Inactive LLP
Winding down LLP is simple & effortless.
All India Tax Registration & Returns
The LLP creation is a lawful entity. It can only be closed according to the law. You can quickly dissolve an inactive LLP by filing Form 24, to ROC, with CA Certificate, affidavits or indemnity bonds.
Many reasons can be given for closing an LLP: Inactivity, Non-Operation Closure Business of LLP, Death of key personnel of the LLP, Dispute among the partners, LLP Defunct. It is essential to first understand how an LLP may end. Here are three scenarios.
In an NCLT winding down, the LLP ends and cannot be revived. A liquidator sells all its assets and settles any liabilities from the proceeds. The winding down is final. It brings an end to the LLP. There are no remaining liabilities.
If an LLP is inactive after more than one year and no business operation is occurring, you can file Form 24 to apply for the striking of the Name of the LLP under Rule 37.
The LLP submits a request to the NCLT to wind it up. If the 3/4 majority of its partners agree, it can apply to wind down the LLP voluntarily.
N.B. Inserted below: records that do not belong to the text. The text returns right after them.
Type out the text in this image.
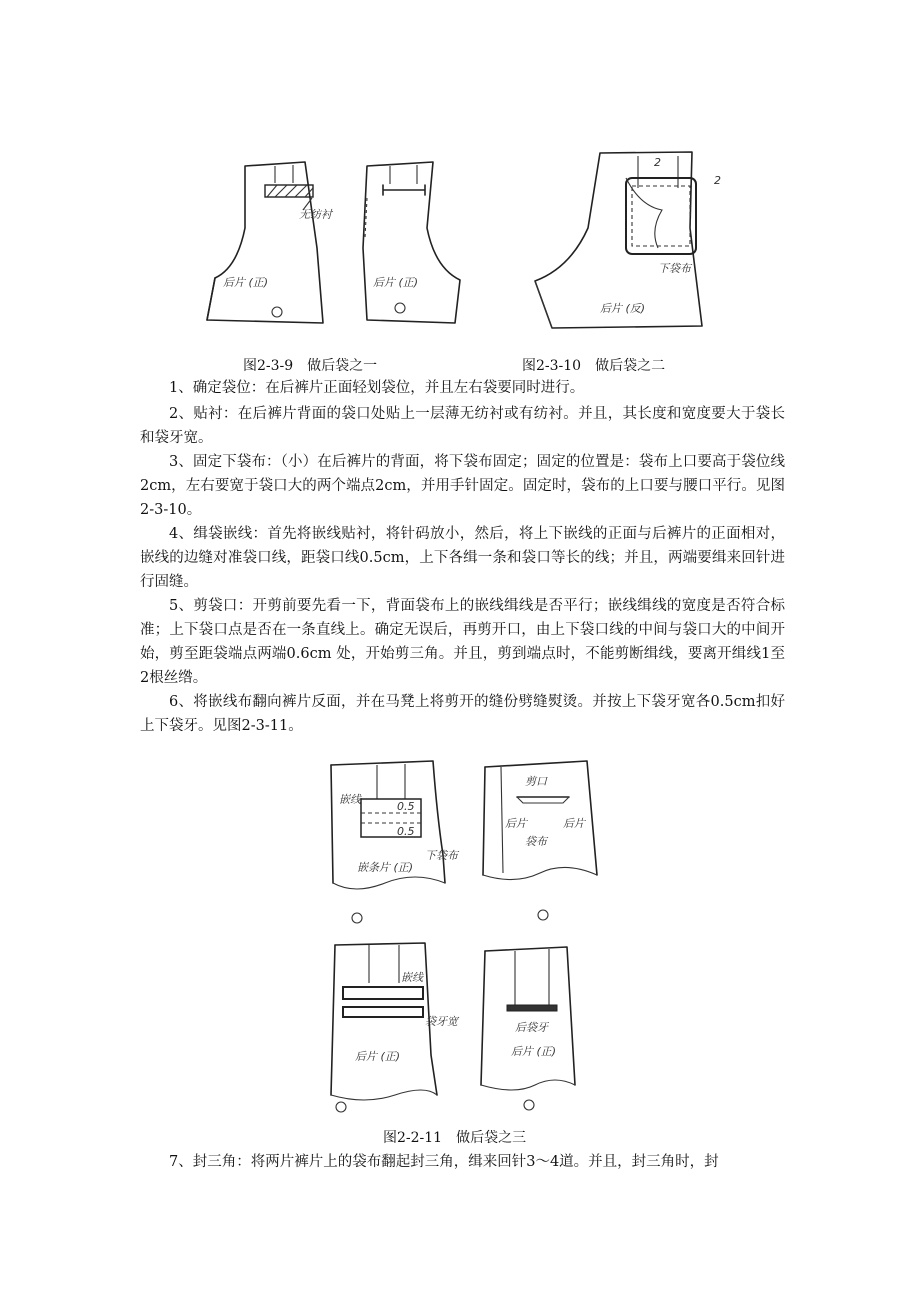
无纺衬
后片 (正)	后片 (正)
2
2
下袋布
后片 (反)
图2-3-9　做后袋之一	图2-3-10　做后袋之二

1、确定袋位：在后裤片正面轻划袋位，并且左右袋要同时进行。

2、贴衬：在后裤片背面的袋口处贴上一层薄无纺衬或有纺衬。并且，其长度和宽度要大于袋长和袋牙宽。

3、固定下袋布：（小）在后裤片的背面，将下袋布固定；固定的位置是：袋布上口要高于袋位线2cm，左右要宽于袋口大的两个端点2cm，并用手针固定。固定时，袋布的上口要与腰口平行。见图2-3-10。

4、缉袋嵌线：首先将嵌线贴衬，将针码放小，然后，将上下嵌线的正面与后裤片的正面相对，嵌线的边缝对准袋口线，距袋口线0.5cm，上下各缉一条和袋口等长的线；并且，两端要缉来回针进行固缝。

5、剪袋口：开剪前要先看一下，背面袋布上的嵌线缉线是否平行；嵌线缉线的宽度是否符合标准；上下袋口点是否在一条直线上。确定无误后，再剪开口，由上下袋口线的中间与袋口大的中间开始，剪至距袋端点两端0.6cm 处，开始剪三角。并且，剪到端点时，不能剪断缉线，要离开缉线1至2根丝绺。

6、将嵌线布翻向裤片反面，并在马凳上将剪开的缝份劈缝熨烫。并按上下袋牙宽各0.5cm扣好上下袋牙。见图2-3-11。

嵌线
0.5
0.5
嵌条片 (正)
下袋布
剪口
后片	后片
袋布
嵌线
袋牙宽
后片 (正)
后袋牙
后片 (正)
图2-2-11　做后袋之三

7、封三角：将两片裤片上的袋布翻起封三角，缉来回针3～4道。并且，封三角时，封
The Liquidator performs voluntary winding-up. They sell the assets of the LLP and pay creditors using the proceeds. The NCLT accepts the Liquidator's report and passes the order for the Windup of the LLP based upon its satisfaction with the facts.
The NCLT has the power to start the compulsory winding down process upon request from creditors. The NCLT may appoint an LLP liquidator to dispose of the assets and settle the debts.
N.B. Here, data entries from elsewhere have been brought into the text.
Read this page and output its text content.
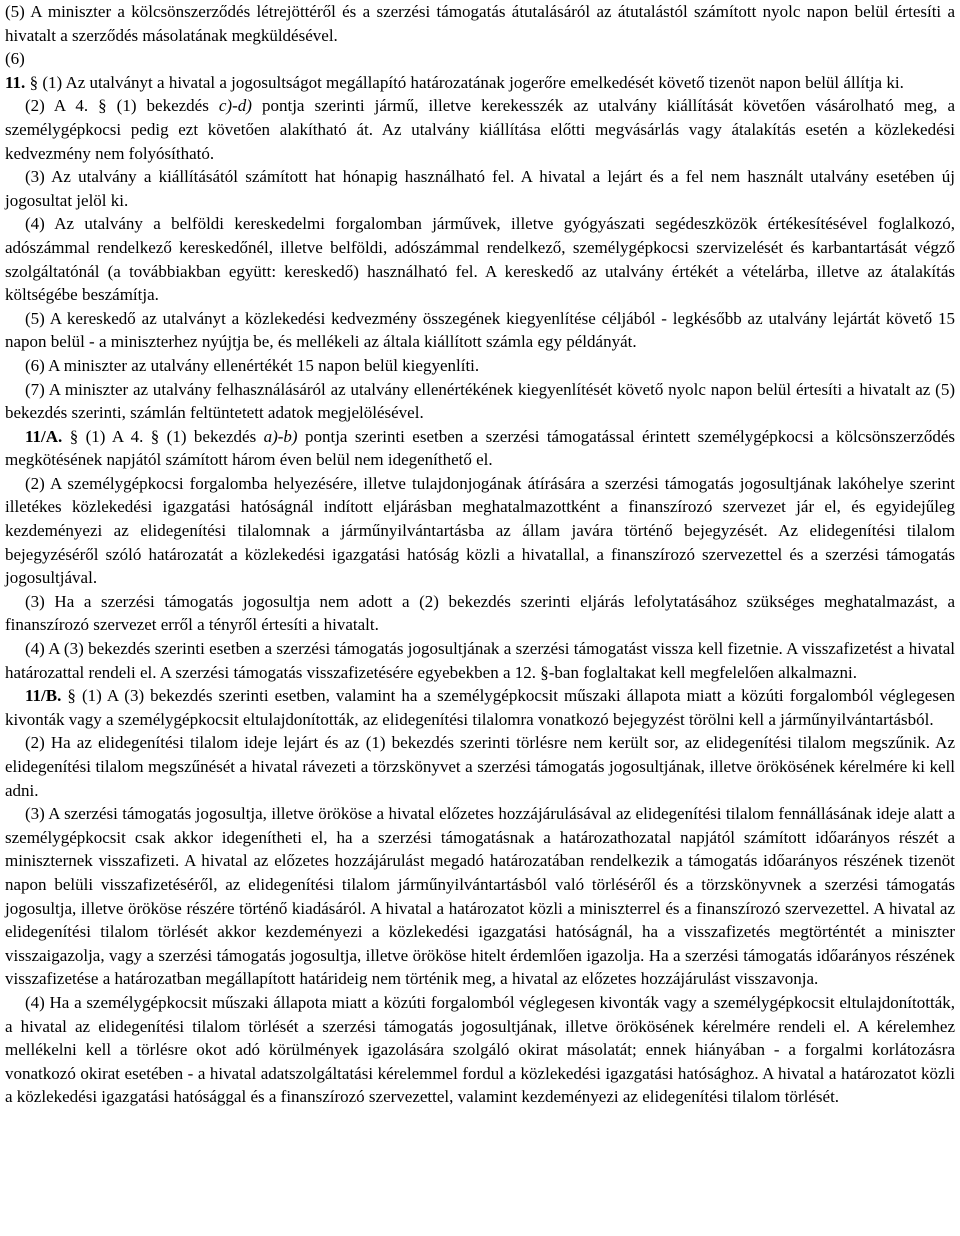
(5) A miniszter a kölcsönszerződés létrejöttéről és a szerzési támogatás átutalásáról az átutalástól számított nyolc napon belül értesíti a hivatalt a szerződés másolatának megküldésével.

(6)

11. § (1) Az utalványt a hivatal a jogosultságot megállapító határozatának jogerőre emelkedését követő tizenöt napon belül állítja ki.

(2) A 4. § (1) bekezdés c)-d) pontja szerinti jármű, illetve kerekesszék az utalvány kiállítását követően vásárolható meg, a személygépkocsi pedig ezt követően alakítható át. Az utalvány kiállítása előtti megvásárlás vagy átalakítás esetén a közlekedési kedvezmény nem folyósítható.

(3) Az utalvány a kiállításától számított hat hónapig használható fel. A hivatal a lejárt és a fel nem használt utalvány esetében új jogosultat jelöl ki.

(4) Az utalvány a belföldi kereskedelmi forgalomban járművek, illetve gyógyászati segédeszközök értékesítésével foglalkozó, adószámmal rendelkező kereskedőnél, illetve belföldi, adószámmal rendelkező, személygépkocsi szervizelését és karbantartását végző szolgáltatónál (a továbbiakban együtt: kereskedő) használható fel. A kereskedő az utalvány értékét a vételárba, illetve az átalakítás költségébe beszámítja.

(5) A kereskedő az utalványt a közlekedési kedvezmény összegének kiegyenlítése céljából - legkésőbb az utalvány lejártát követő 15 napon belül - a miniszterhez nyújtja be, és mellékeli az általa kiállított számla egy példányát.

(6) A miniszter az utalvány ellenértékét 15 napon belül kiegyenlíti.

(7) A miniszter az utalvány felhasználásáról az utalvány ellenértékének kiegyenlítését követő nyolc napon belül értesíti a hivatalt az (5) bekezdés szerinti, számlán feltüntetett adatok megjelölésével.

11/A. § (1) A 4. § (1) bekezdés a)-b) pontja szerinti esetben a szerzési támogatással érintett személygépkocsi a kölcsönszerződés megkötésének napjától számított három éven belül nem idegeníthető el.

(2) A személygépkocsi forgalomba helyezésére, illetve tulajdonjogának átírására a szerzési támogatás jogosultjának lakóhelye szerint illetékes közlekedési igazgatási hatóságnál indított eljárásban meghatalmazottként a finanszírozó szervezet jár el, és egyidejűleg kezdeményezi az elidegenítési tilalomnak a járműnyilvántartásba az állam javára történő bejegyzését. Az elidegenítési tilalom bejegyzéséről szóló határozatát a közlekedési igazgatási hatóság közli a hivatallal, a finanszírozó szervezettel és a szerzési támogatás jogosultjával.

(3) Ha a szerzési támogatás jogosultja nem adott a (2) bekezdés szerinti eljárás lefolytatásához szükséges meghatalmazást, a finanszírozó szervezet erről a tényről értesíti a hivatalt.

(4) A (3) bekezdés szerinti esetben a szerzési támogatás jogosultjának a szerzési támogatást vissza kell fizetnie. A visszafizetést a hivatal határozattal rendeli el. A szerzési támogatás visszafizetésére egyebekben a 12. §-ban foglaltakat kell megfelelően alkalmazni.

11/B. § (1) A (3) bekezdés szerinti esetben, valamint ha a személygépkocsit műszaki állapota miatt a közúti forgalomból véglegesen kivonták vagy a személygépkocsit eltulajdonították, az elidegenítési tilalomra vonatkozó bejegyzést törölni kell a járműnyilvántartásból.

(2) Ha az elidegenítési tilalom ideje lejárt és az (1) bekezdés szerinti törlésre nem került sor, az elidegenítési tilalom megszűnik. Az elidegenítési tilalom megszűnését a hivatal rávezeti a törzskönyvet a szerzési támogatás jogosultjának, illetve örökösének kérelmére ki kell adni.

(3) A szerzési támogatás jogosultja, illetve örököse a hivatal előzetes hozzájárulásával az elidegenítési tilalom fennállásának ideje alatt a személygépkocsit csak akkor idegenítheti el, ha a szerzési támogatásnak a határozathozatal napjától számított időarányos részét a miniszternek visszafizeti. A hivatal az előzetes hozzájárulást megadó határozatában rendelkezik a támogatás időarányos részének tizenöt napon belüli visszafizetéséről, az elidegenítési tilalom járműnyilvántartásból való törléséről és a törzskönyvnek a szerzési támogatás jogosultja, illetve örököse részére történő kiadásáról. A hivatal a határozatot közli a miniszterrel és a finanszírozó szervezettel. A hivatal az elidegenítési tilalom törlését akkor kezdeményezi a közlekedési igazgatási hatóságnál, ha a visszafizetés megtörténtét a miniszter visszaigazolja, vagy a szerzési támogatás jogosultja, illetve örököse hitelt érdemlően igazolja. Ha a szerzési támogatás időarányos részének visszafizetése a határozatban megállapított határideig nem történik meg, a hivatal az előzetes hozzájárulást visszavonja.

(4) Ha a személygépkocsit műszaki állapota miatt a közúti forgalomból véglegesen kivonták vagy a személygépkocsit eltulajdonították, a hivatal az elidegenítési tilalom törlését a szerzési támogatás jogosultjának, illetve örökösének kérelmére rendeli el. A kérelemhez mellékelni kell a törlésre okot adó körülmények igazolására szolgáló okirat másolatát; ennek hiányában - a forgalmi korlátozásra vonatkozó okirat esetében - a hivatal adatszolgáltatási kérelemmel fordul a közlekedési igazgatási hatósághoz. A hivatal a határozatot közli a közlekedési igazgatási hatósággal és a finanszírozó szervezettel, valamint kezdeményezi az elidegenítési tilalom törlését.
Striking Off: A striking-off of an LLP is a process based only on the declarations made by the partners of the LLP. There is no official liquidator involved. Based on the affidavits from truthfulness and indemnity bonds of the partners, the ROC removes the Name of LLP. The striking off of the LLP does not result in any compliance requirement. Thus, the LLP has been officially closed. The LLP, and any partners, remain responsible for any government dues, tax payments, or liability that may arise following the striking-off. Before filing for striking off, we recommend you resolve all disputes, account and pay all dues.
Rule 37 of the LLP Act provides an easy procedure to close an LLP if the entity has not been in business for more than one calendar year. The simplified application to ROC Form 24 is enough to allow the LLP to be closed. Striking out the Name of the LLP Form 24 is used to close an LLP. The designated partners must settle the books and liabilities of the LLP before the LLP can be struck off. These are the conditions for Rule 37 to be applicable for striking off an LLP.
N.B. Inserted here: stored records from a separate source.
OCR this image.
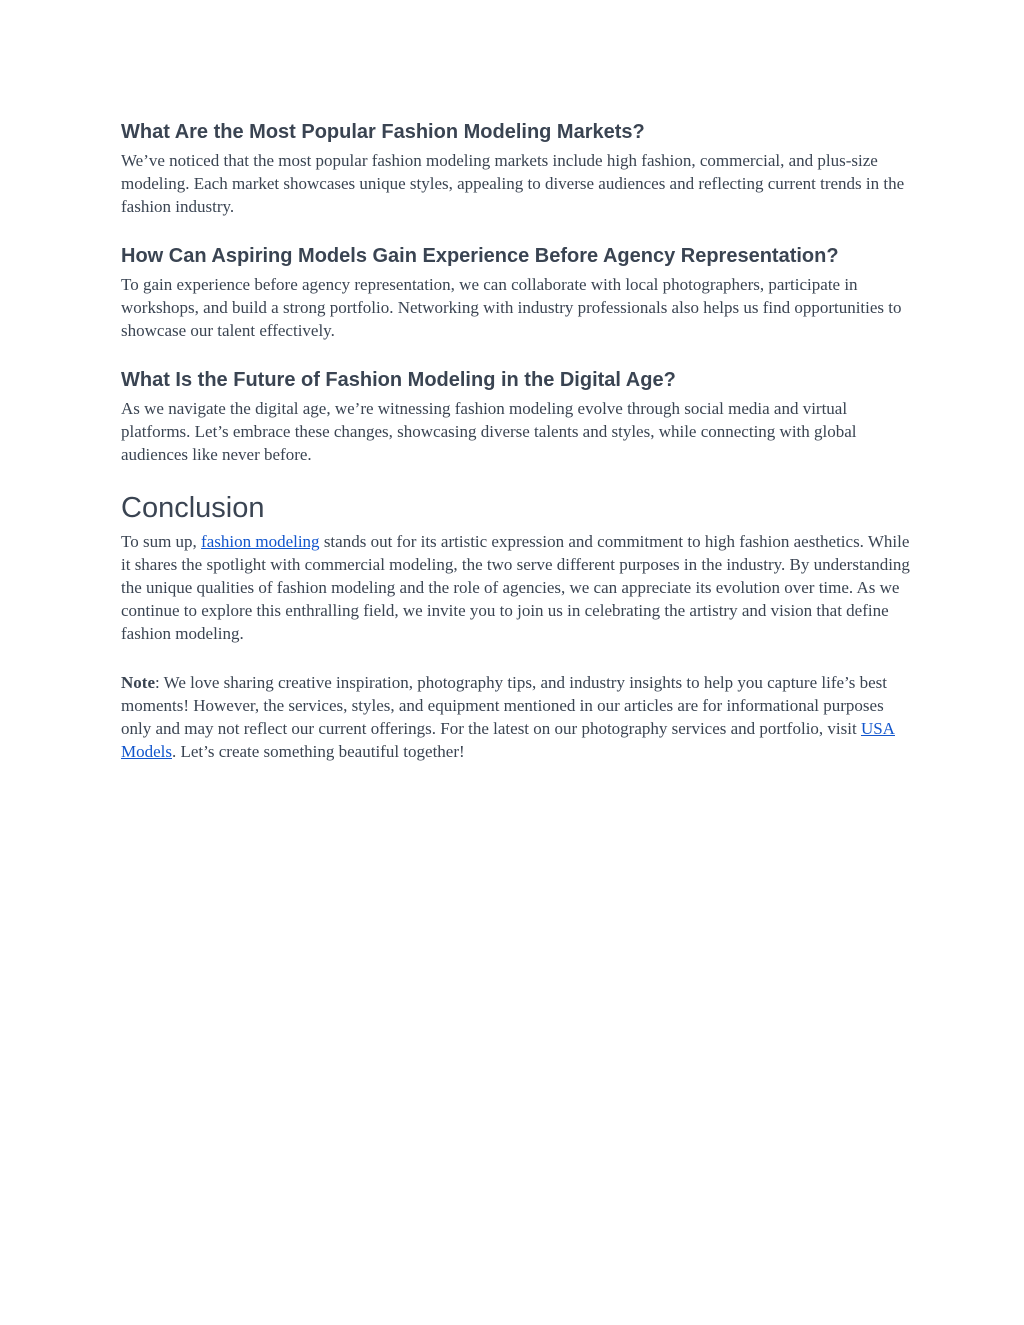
What Are the Most Popular Fashion Modeling Markets?

We’ve noticed that the most popular fashion modeling markets include high fashion, commercial, and plus-size modeling. Each market showcases unique styles, appealing to diverse audiences and reflecting current trends in the fashion industry.

How Can Aspiring Models Gain Experience Before Agency Representation?

To gain experience before agency representation, we can collaborate with local photographers, participate in workshops, and build a strong portfolio. Networking with industry professionals also helps us find opportunities to showcase our talent effectively.

What Is the Future of Fashion Modeling in the Digital Age?

As we navigate the digital age, we’re witnessing fashion modeling evolve through social media and virtual platforms. Let’s embrace these changes, showcasing diverse talents and styles, while connecting with global audiences like never before.

Conclusion

To sum up, fashion modeling stands out for its artistic expression and commitment to high fashion aesthetics. While it shares the spotlight with commercial modeling, the two serve different purposes in the industry. By understanding the unique qualities of fashion modeling and the role of agencies, we can appreciate its evolution over time. As we continue to explore this enthralling field, we invite you to join us in celebrating the artistry and vision that define fashion modeling.

Note: We love sharing creative inspiration, photography tips, and industry insights to help you capture life’s best moments! However, the services, styles, and equipment mentioned in our articles are for informational purposes only and may not reflect our current offerings. For the latest on our photography services and portfolio, visit USA Models. Let’s create something beautiful together!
| Inactivity | The LLP must be inactive or dissolved for at least one full year before filing form 24 to be removed from the list. Inactivity indicates that the LLP is not involved in commercial transactions during the previous year. Just paying dues or receiving money doesn't constitute commercial activity. |
|---|---|
| Assets or Liability | The LLP is not allowed to own any assets. The financial statement must reflect Nil Assets or NIL Liabilities. |
| Partners Consent | All partners of an LLP must agree for the LLP to be struck. Form 24 does not apply in cases of disagreement between partners. |
| CA Certification | The Statement of Accounts should be signed by a Chartered Accountant. The statement must be completed within 30 calendar days of filing Form 24. |
| Annual Return | The LLP must submit its annual return on Form 11 and Form 8. This is for its active period. Refer to sub-rule 1-A of Rule 37 in the LLP Rules |
| Check your DIN status | DIR-3(KYC), a renewal must be filed annually to keep the DIN active. |
| Check DSC Validity | Digital Signature is used to file the application for striking down the LLP. Check if the DSC for the partners is valid. |
The bank account for the LLP must be closed, and a closure certificate issued by the banker should be submitted with the final statement.
Prepare a statement on Account and get it certified. The statement should be no more than 30 calendar days after filing.
All partners must swear in an affidavit of the truthfulness or falsity of any information or documents filed in Form 24. All partners must sign an Indemnity Bind to take personal responsibility for any future liability for the LLP.
The prescribed form 24 to strike the LLP is filed in the ROC with a scanned copy. Form 24 is then filed with the DSC of Partners and requires Certification from CA or CS.